For us offshore funds lawyers and your typical Cayman or BVI hedge fund, the questions of what the alternative investment funds industry and its regulation in the UK and Europe will look like post Brexit raise some interesting questions. Historically, the UK government has been a firm supporter of the alternative investment funds industry, perhaps unsurprisingly given the importance of the UK’s financial services industry and the large number of leading hedge fund managers based in London. AIMA’s role in lobbying for the industry has also been very important, in London, Europe and worldwide. Now the UK has voted to leave the EU, we’ve already seen the UK lose a key position of influence at the European Commission, with the resignation of Lord Hill as commissioner overseeing financial services. The government’s influence over the next couple of years on the direction to be taken with future EU legislation affecting the financial services industry can also now be expected to be minimal.
In terms of AIFMD, the timing of the referendum on 23 June came neatly one week before ESMA is due to confirm its views this Thursday, 30 June, on whether to extend the third country passport to 6 more jurisdictions including Cayman, Bermuda and the Isle of Man. Although ESMA is not a political body within the EU and these jurisdictions are not members of the EU, given their links to the UK, is there a risk that these passport decisions will get caught up in the politics of the vote to Leave and those jurisdictions pushed to the back of the queue, along with the UK? Similarly, I’m not particularly looking forward to AIFMD 2 being drafted without the input of the UK’s financial services experts…
Given these uncertainties, Dublin will surely come more into focus as an alternative option for investment managers to move to from London to avoid the uncertainty of where the exit negotiations will leave the UK financial services industry.
Pro-Leave campaigners argued that the financial services industry could benefit from the UK no longer being subject to the complexities of EU legislation such as AIFMD. Indeed, Brexit may end up being an opportunity for those Cayman and BVI alternative investment funds and managers whose main link with the EU is through London. With a bit of luck, the historically fairly generous UK private placement regime for overseas persons, which has been a staple of its financial services regime for decades, will be allowed to continue well into the future following Brexit, which could help keep the costs and burdens of the regulation of offshore funds lower.
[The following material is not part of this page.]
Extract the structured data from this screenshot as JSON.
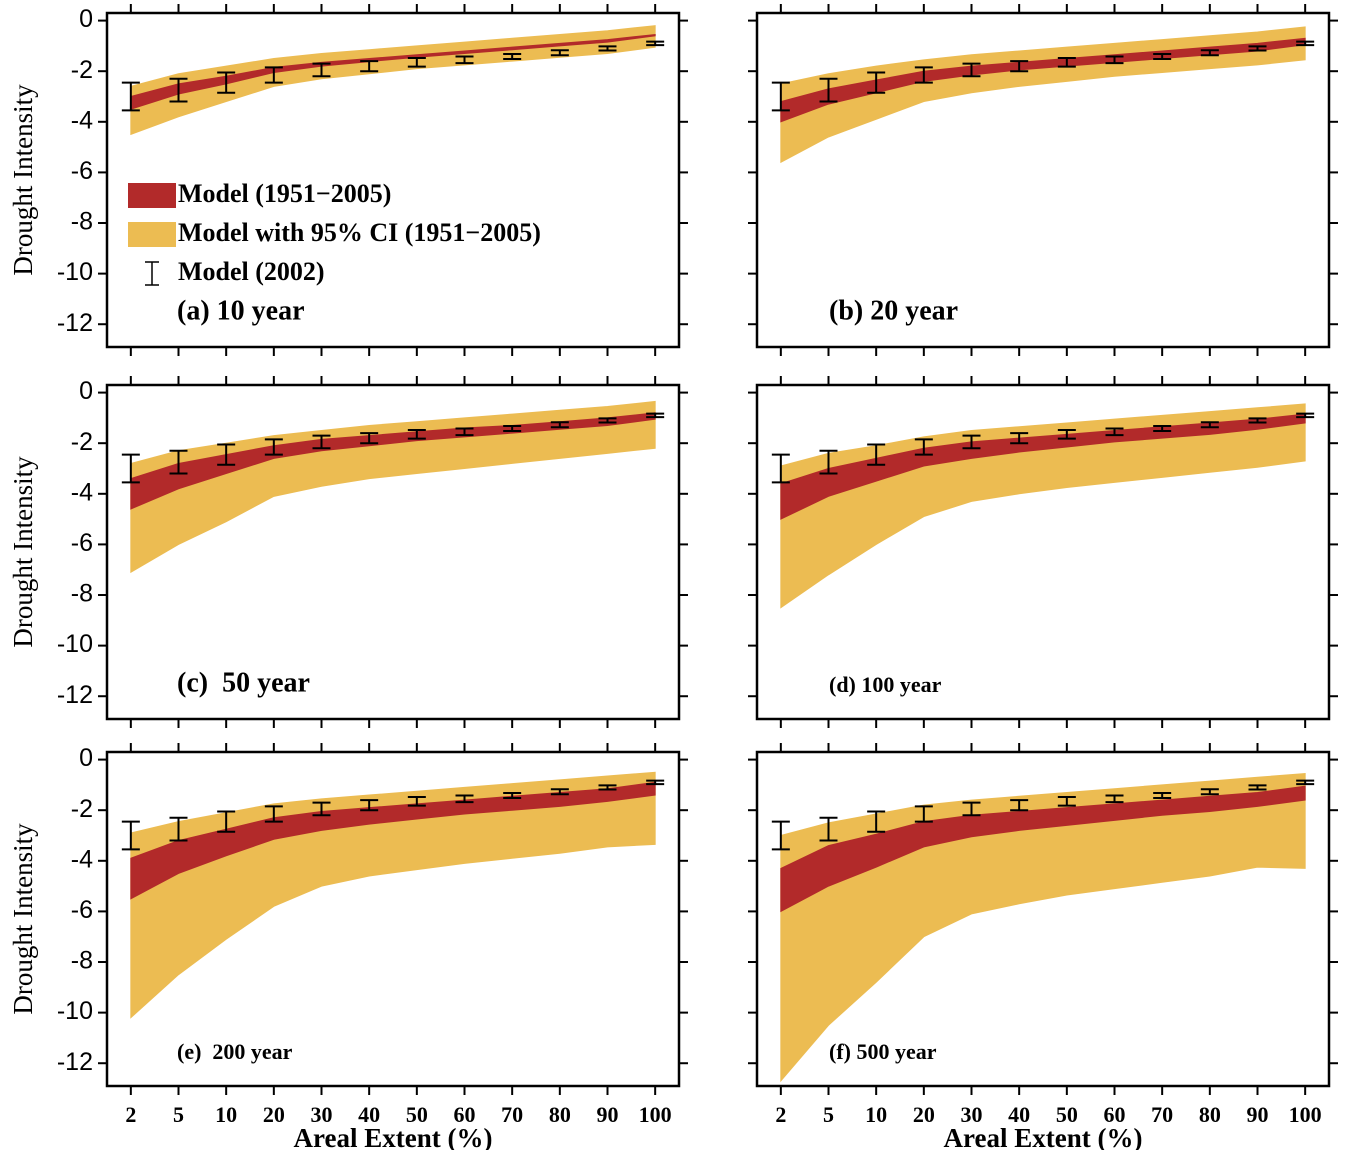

Chances are though that the terms of the exit agreement following the Leave vote will also involve the UK retaining the equivalent of various laws which originated from the EU, to persuade the EU of the UK’s equivalence and allow the passporting of certain financial services and products from the UK into Europe to continue.
What about economic and financial sanctions?
Although EU regulation is not usually implemented in Cayman or the BVI, as both are outside the EU, one area that the UK’s
membership of the EU makes a tangible difference is in foreign policy, including economic and financial sanctions and restrictive measures. As Cayman and the BVI are subject to UK sovereignty, the UK is obliged to implement laws in both jurisdictions which give effect to the EU’s Common Foreign and Security Policy, which includes EU-origin sanctions. On Brexit, UK foreign policy will, almost certainly and over time, start to differ from the EU’s policy, including in the way it deals with countries currently subject to sanctions.
This could involve taking a stricter approach than the EU in some areas (the UK has previously been one of the main proponents for ever toughening sanctions on Russia for example) and possibly a looser approach in others, which would directly impact on the ability of Cayman and BVI funds being able to do business across (some) borders.
As a firm we haven’t taken sides, as in the end it came down to a personal decision by each UK voter last Thursday. The Leave vote is however already having a fundamental impact on UK economics and politics with worldwide repercussions looking set to continue for a long while to come, for what benefit though it’s not yet clear.